Lincoln's Leadership Style IIThe vexed question of whether emancipation should be a goal of the Union side in the Civil War has led many to question Lincoln's sensitivity to the need to correct the obvious injustices of slavery and racism. In Lincoln and His Admirals, the book cited in yesterday's post, author Craig Symonds offers this summary and anecdote:
"Conservative Republicans supported the president so long as it was evident that his primary goal indeed, his only goal was saving the Union. They were lukewarm to the idea that the party should ensure the permanence or universality of emancipation, and most of them opposed the proposition of granting citizenship or other civil rights to the former slaves. More progressive Republicans, such as Chase [the treasury secretary] pressed Lincoln not only to make emancipation permanent and universal but also to make a commitment to civil rights for blacks.

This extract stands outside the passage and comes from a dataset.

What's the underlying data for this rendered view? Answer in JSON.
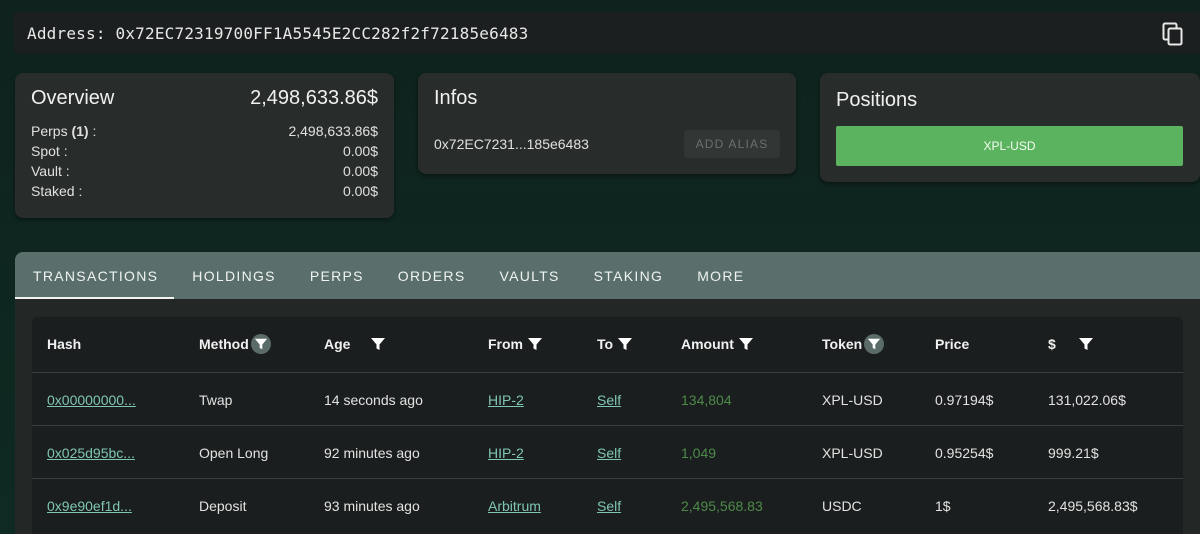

Lincoln was entirely committed to emanicipation in the rebellious South, and encouraged programs by which the border states could undertake voluntary emancipation, but he made no specific commitments either way about civil rights for blacks. On this, as on other issues, Lincoln kept both branches of his party in the fold by postponing the moment when he had to choose between them.
In a cabinet meeting later that winter [of 1863], Lincoln told a story about a black preacher who told his parishioners that there were 'two roads for you' and they must 'be careful,' for one road led 'straight to hell,' and the other went 'right to damnation.' Upon consideration of this warning, the parishioner responded: 'Josh, take which road you please, I go troo de wood.'" (p.269)
I think it's safe to say that Lincoln's anecdote has relevance to just about any factional struggle that threatens achievement of a critical mission.